José Bolívar Castillo Vivanco

El sábado 6 de mayo me causaba verdadera hilaridad contemplar como en determinada radio un programa denominado Opinión Ciudadana que como es muy bien conocido dedicaba programas enteros al tema de la corrupción y con ello a encontrar el pretexto para denigrar con afirmaciones infundadas, que son promovidas como escándalos, por quienes la mayor parte de las veces pagan con fondos públicos verdaderas campañas de exclusión y linchamiento mediático, de pronto cuando ha salido a flote toda la corrupción caos e ingobernabilidad que impera en el Municipio de Loja, prescinde del manido tema de la corrupción que se encuentra precisamente en estos días en el centro de las preocupaciones e indignación ciudadana, para ocuparse con tonos y revuelos académicos del tema del Sistema Federal de Gobierno, que según tan eruditos analistas debería implantarse en el Ecuador al igual que lo hizo Loja en 1859.

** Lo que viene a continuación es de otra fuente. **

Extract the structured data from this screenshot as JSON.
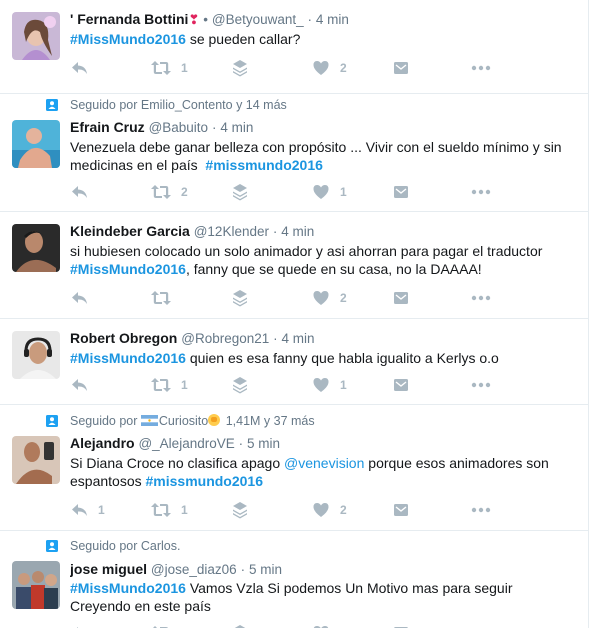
{
  "tweets": [
    {
      "context": null,
      "name": "' Fernanda Bottini",
      "name_suffix": "•",
      "username": "@Betyouwant_",
      "sep": "·",
      "time": "4 min",
      "text_html": "<span class=\"hashtag\" data-name=\"hashtag-link\" data-interactable=\"true\">#MissMundo2016</span> se pueden callar?",
      "reply_count": "",
      "retweet_count": "1",
      "like_count": "2",
      "avatar": "avatar-girl-pink"
    },
    {
      "context": "Seguido por Emilio_Contento y 14 más",
      "name": "Efrain Cruz",
      "name_suffix": "",
      "username": "@Babuito",
      "sep": "·",
      "time": "4 min",
      "text_html": "Venezuela debe ganar belleza con propósito ... Vivir con el sueldo mínimo y sin medicinas en el país &nbsp;<span class=\"hashtag\" data-name=\"hashtag-link\" data-interactable=\"true\">#missmundo2016</span>",
      "reply_count": "",
      "retweet_count": "2",
      "like_count": "1",
      "avatar": "avatar-man-pool"
    },
    {
      "context": null,
      "name": "Kleindeber Garcia",
      "name_suffix": "",
      "username": "@12Klender",
      "sep": "·",
      "time": "4 min",
      "text_html": "si hubiesen colocado un solo animador y asi ahorran para pagar el traductor <span class=\"hashtag\" data-name=\"hashtag-link\" data-interactable=\"true\">#MissMundo2016</span>, fanny que se quede en su casa, no la DAAAA!",
      "reply_count": "",
      "retweet_count": "",
      "like_count": "2",
      "avatar": "avatar-man-dark"
    },
    {
      "context": null,
      "name": "Robert Obregon",
      "name_suffix": "",
      "username": "@Robregon21",
      "sep": "·",
      "time": "4 min",
      "text_html": "<span class=\"hashtag\" data-name=\"hashtag-link\" data-interactable=\"true\">#MissMundo2016</span> quien es esa fanny que habla igualito a Kerlys o.o",
      "reply_count": "",
      "retweet_count": "1",
      "like_count": "1",
      "avatar": "avatar-man-headphones"
    },
    {
      "context": "Seguido por",
      "context_name": "Curiosito",
      "context_more": " 1,41M y 37 más",
      "name": "Alejandro",
      "name_suffix": "",
      "username": "@_AlejandroVE",
      "sep": "·",
      "time": "5 min",
      "text_html": "Si Diana Croce no clasifica apago <span class=\"mention\" data-name=\"mention-link\" data-interactable=\"true\">@venevision</span> porque esos animadores son espantosos <span class=\"hashtag\" data-name=\"hashtag-link\" data-interactable=\"true\">#missmundo2016</span>",
      "reply_count": "1",
      "retweet_count": "1",
      "like_count": "2",
      "avatar": "avatar-man-mirror"
    },
    {
      "context": "Seguido por Carlos.",
      "name": "jose miguel",
      "name_suffix": "",
      "username": "@jose_diaz06",
      "sep": "·",
      "time": "5 min",
      "text_html": "<span class=\"hashtag\" data-name=\"hashtag-link\" data-interactable=\"true\">#MissMundo2016</span> Vamos Vzla Si podemos Un Motivo mas para seguir Creyendo en este país",
      "reply_count": "",
      "retweet_count": "",
      "like_count": "",
      "avatar": "avatar-group"
    }
  ],
  "colors": {
    "link": "#1b95e0",
    "muted": "#657786",
    "icon": "#aab8c2",
    "border": "#e6ecf0",
    "context_icon": "#1da1f2",
    "name_heart": "#e0245e"
  },
  "icons": [
    "reply-icon",
    "retweet-icon",
    "stack-icon",
    "heart-icon",
    "dm-icon",
    "more-icon",
    "follow-context-icon"
  ]
}
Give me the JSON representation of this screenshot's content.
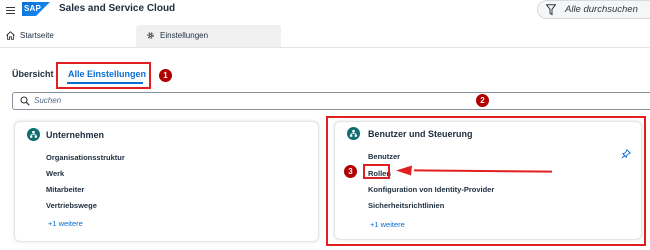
{
  "shell": {
    "logo": "SAP",
    "title": "Sales and Service Cloud",
    "search_placeholder": "Alle durchsuchen"
  },
  "tabs": [
    {
      "label": "Startseite",
      "icon": "home-icon"
    },
    {
      "label": "Einstellungen",
      "icon": "gear-icon"
    }
  ],
  "subtabs": {
    "overview": "Übersicht",
    "all": "Alle Einstellungen"
  },
  "search": {
    "placeholder": "Suchen"
  },
  "badges": [
    "1",
    "2",
    "3"
  ],
  "cards": {
    "company": {
      "title": "Unternehmen",
      "items": [
        "Organisationsstruktur",
        "Werk",
        "Mitarbeiter",
        "Vertriebswege"
      ],
      "more": "+1 weitere"
    },
    "users": {
      "title": "Benutzer und Steuerung",
      "items": [
        "Benutzer",
        "Rollen",
        "Konfiguration von Identity-Provider",
        "Sicherheitsrichtlinien"
      ],
      "more": "+1 weitere"
    }
  },
  "colors": {
    "accent": "#0a6ed1",
    "annotation_red": "#e02020",
    "badge_red": "#b00000",
    "card_icon_teal": "#0f6d6f"
  }
}
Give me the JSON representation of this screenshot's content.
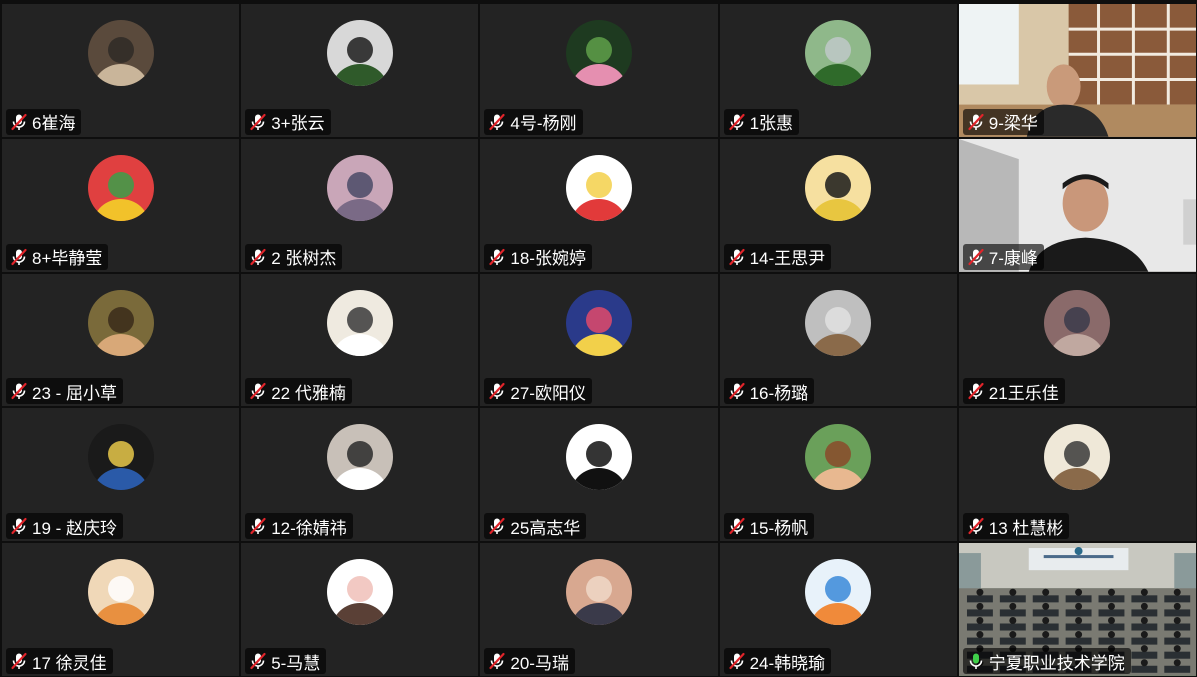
{
  "meeting": {
    "participants": [
      {
        "name": "6崔海",
        "mic": "muted",
        "avatar_icon": "library-portrait-avatar-icon",
        "avatar_colors": [
          "#5a4a3c",
          "#c9b59a",
          "#2f2a26"
        ]
      },
      {
        "name": "3+张云",
        "mic": "muted",
        "avatar_icon": "plant-avatar-icon",
        "avatar_colors": [
          "#d8d8d8",
          "#2f5a2a",
          "#1d1d1d"
        ]
      },
      {
        "name": "4号-杨刚",
        "mic": "muted",
        "avatar_icon": "lotus-avatar-icon",
        "avatar_colors": [
          "#1e3a20",
          "#e58fb0",
          "#5fa04a"
        ]
      },
      {
        "name": "1张惠",
        "mic": "muted",
        "avatar_icon": "garden-avatar-icon",
        "avatar_colors": [
          "#8fb88a",
          "#2f6a2a",
          "#c0c8c8"
        ]
      },
      {
        "name": "9-梁华",
        "mic": "muted",
        "video": "camera-bookshelf-room",
        "avatar_colors": [
          "#d9c7a8",
          "#8a5a3a",
          "#2a2a2a"
        ]
      },
      {
        "name": "8+毕静莹",
        "mic": "muted",
        "avatar_icon": "sunflower-avatar-icon",
        "avatar_colors": [
          "#e04040",
          "#f2c22a",
          "#3aa04a"
        ]
      },
      {
        "name": "2 张树杰",
        "mic": "muted",
        "avatar_icon": "misty-sea-avatar-icon",
        "avatar_colors": [
          "#c9a6b8",
          "#7a6a86",
          "#4a4a66"
        ]
      },
      {
        "name": "18-张婉婷",
        "mic": "muted",
        "avatar_icon": "cartoon-duck-avatar-icon",
        "avatar_colors": [
          "#ffffff",
          "#e23a3a",
          "#f3d04a"
        ]
      },
      {
        "name": "14-王思尹",
        "mic": "muted",
        "avatar_icon": "cartoon-cat-avatar-icon",
        "avatar_colors": [
          "#f6e0a0",
          "#e8c640",
          "#1a1a1a"
        ]
      },
      {
        "name": "7-康峰",
        "mic": "muted",
        "video": "camera-white-room",
        "avatar_colors": [
          "#e8e8e8",
          "#b8b8b8",
          "#1a1a1a"
        ]
      },
      {
        "name": "23 - 屈小草",
        "mic": "muted",
        "avatar_icon": "painting-portrait-avatar-icon",
        "avatar_colors": [
          "#7a6a3a",
          "#d8a878",
          "#3a2a1a"
        ]
      },
      {
        "name": "22 代雅楠",
        "mic": "muted",
        "avatar_icon": "moomin-avatar-icon",
        "avatar_colors": [
          "#efeae0",
          "#ffffff",
          "#3a3a3a"
        ]
      },
      {
        "name": "27-欧阳仪",
        "mic": "muted",
        "avatar_icon": "sailor-cat-avatar-icon",
        "avatar_colors": [
          "#2a3a8a",
          "#f2d04a",
          "#e04a6a"
        ]
      },
      {
        "name": "16-杨璐",
        "mic": "muted",
        "avatar_icon": "dog-photo-avatar-icon",
        "avatar_colors": [
          "#bfbfbf",
          "#8a6a4a",
          "#e0e0e0"
        ]
      },
      {
        "name": "21王乐佳",
        "mic": "muted",
        "avatar_icon": "street-photo-avatar-icon",
        "avatar_colors": [
          "#8a6a6a",
          "#c0a8a0",
          "#3a3a4a"
        ]
      },
      {
        "name": "19 - 赵庆玲",
        "mic": "muted",
        "avatar_icon": "pearl-earring-avatar-icon",
        "avatar_colors": [
          "#1a1a1a",
          "#2a5aa8",
          "#e8c84a"
        ]
      },
      {
        "name": "12-徐婧祎",
        "mic": "muted",
        "avatar_icon": "wedding-photo-avatar-icon",
        "avatar_colors": [
          "#c8c0b8",
          "#ffffff",
          "#2a2a2a"
        ]
      },
      {
        "name": "25高志华",
        "mic": "muted",
        "avatar_icon": "religious-symbols-avatar-icon",
        "avatar_colors": [
          "#ffffff",
          "#111111",
          "#111111"
        ]
      },
      {
        "name": "15-杨帆",
        "mic": "muted",
        "avatar_icon": "anime-girl-avatar-icon",
        "avatar_colors": [
          "#6aa05a",
          "#e8b890",
          "#8a4a2a"
        ]
      },
      {
        "name": "13 杜慧彬",
        "mic": "muted",
        "avatar_icon": "sketch-avatar-icon",
        "avatar_colors": [
          "#efe8d8",
          "#8a6a4a",
          "#3a3a3a"
        ]
      },
      {
        "name": "17 徐灵佳",
        "mic": "muted",
        "avatar_icon": "orange-cat-avatar-icon",
        "avatar_colors": [
          "#f0d8b8",
          "#e89040",
          "#ffffff"
        ]
      },
      {
        "name": "5-马慧",
        "mic": "muted",
        "avatar_icon": "cartoon-girl-avatar-icon",
        "avatar_colors": [
          "#ffffff",
          "#5a4036",
          "#f0c0b8"
        ]
      },
      {
        "name": "20-马瑞",
        "mic": "muted",
        "avatar_icon": "sunset-girl-avatar-icon",
        "avatar_colors": [
          "#d8a890",
          "#3a3a4a",
          "#f0d8c8"
        ]
      },
      {
        "name": "24-韩晓瑜",
        "mic": "muted",
        "avatar_icon": "tiger-costume-avatar-icon",
        "avatar_colors": [
          "#e8f2fa",
          "#f08a3a",
          "#3a8ad8"
        ]
      },
      {
        "name": "宁夏职业技术学院",
        "mic": "active",
        "video": "camera-classroom",
        "active_speaker": true,
        "avatar_colors": [
          "#6a7a6a",
          "#c8c8c0",
          "#2a3a3a"
        ]
      }
    ]
  }
}
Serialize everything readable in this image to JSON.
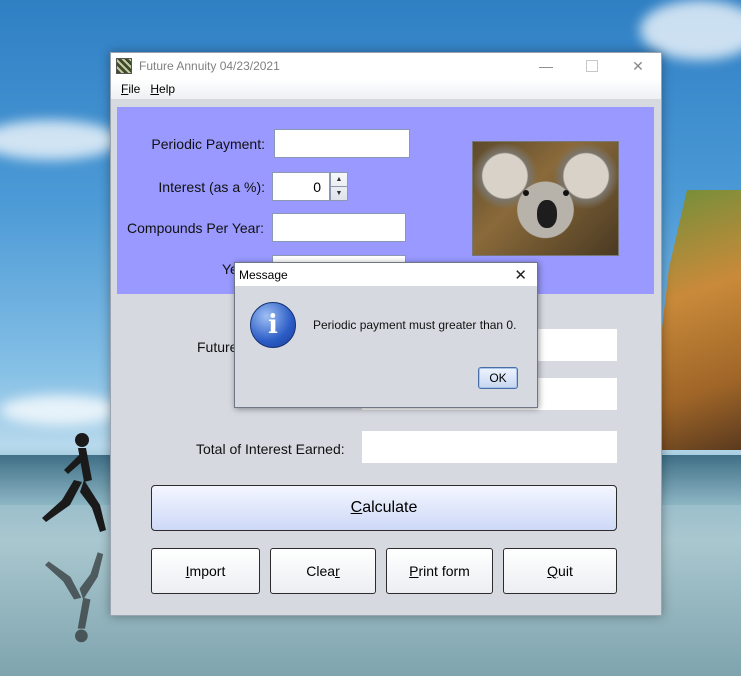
{
  "window": {
    "title": "Future Annuity 04/23/2021",
    "minimize_glyph": "—",
    "close_glyph": "✕"
  },
  "menu": {
    "file_underline": "F",
    "file_rest": "ile",
    "help_underline": "H",
    "help_rest": "elp"
  },
  "inputs": {
    "periodic_payment_label": "Periodic Payment:",
    "periodic_payment_value": "",
    "interest_label": "Interest (as a %):",
    "interest_value": "0",
    "compounds_label": "Compounds Per Year:",
    "compounds_value": "",
    "years_label_partial": "Ye"
  },
  "outputs": {
    "future_value_label_partial": "Future",
    "total_interest_label": "Total of Interest Earned:"
  },
  "buttons": {
    "calculate_underline": "C",
    "calculate_rest": "alculate",
    "import_underline": "I",
    "import_rest": "mport",
    "clear_pre": "Clea",
    "clear_underline": "r",
    "print_underline": "P",
    "print_rest": "rint form",
    "quit_underline": "Q",
    "quit_rest": "uit"
  },
  "dialog": {
    "title": "Message",
    "close_glyph": "✕",
    "icon_glyph": "i",
    "message": "Periodic payment must greater than 0.",
    "ok_label": "OK"
  },
  "spinner": {
    "up_glyph": "▲",
    "down_glyph": "▼"
  },
  "colors": {
    "input_panel": "#9999ff",
    "window_bg": "#d6d9e0"
  },
  "icons": {
    "app": "app-icon",
    "info": "info-icon"
  }
}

En los espacios publicitarios sin rubor asoma insistente la publicidad contratada con fondos públicos , como aquello de “estamos en una nueva administración denuncia la corrupción” o aquel estribillo musical que dice : “Recuerda que pasó en el centro de la ciudad, hemos construido el proyecto Regenerar… que ha cambiado la vida de los lojanos” o aquel otro spot “…Nada por la fuerza, todo por la ley“, etcétera, o aquellos del Consejo Provincial, sobre el enorme progreso que ha logrado la provincia.

Lo más gracioso de los profundos comentarios de los entrevistados ahora importados desde Guayaquil y Cuenca aparte de los conocidos comentaristas locales, es que confunden Federalismo con la tesis super centralista de las autonomías provinciales con la que lograron frenar y hasta cierto punto desvirtuar el proceso de descentralización que se impulsó los primeros años de este siglo. Confunden Federalismo con Equidad Territorial, Descentralización o Regionalización. Sin perspectiva ni análisis histórico, no se dan cuenta que la proclama federal de Loja en 1859 responde a una realidad histórica muy diferente y que plantear a estas alturas la federalización de las provincias con los niveles de concentración existente, significaría concentrar más lo que ya está excesivamente concentrado. Imagínense por un momento el planteamiento de Ricardo Noboa y Juan Illinworth de que en cada provincia se queden los tributos que ahí se cobran, lo que significaría para las provincias pequeñas y pobres.

Desconocen acaso los ilustres analistas o panelistas que hay países federales como Méjico, Venezuela o Brasil que demuestran extremos escandalosos de centralismo y de concentración económica y política y que si bien hay países federales como Alemania o Suiza donde se puede apreciar una saludable equidad territorial, hay países unitarios como Corea del Sur, Austria, Uruguay, Suecia o Costa Rica que exhiben significativos niveles de equidad territorial.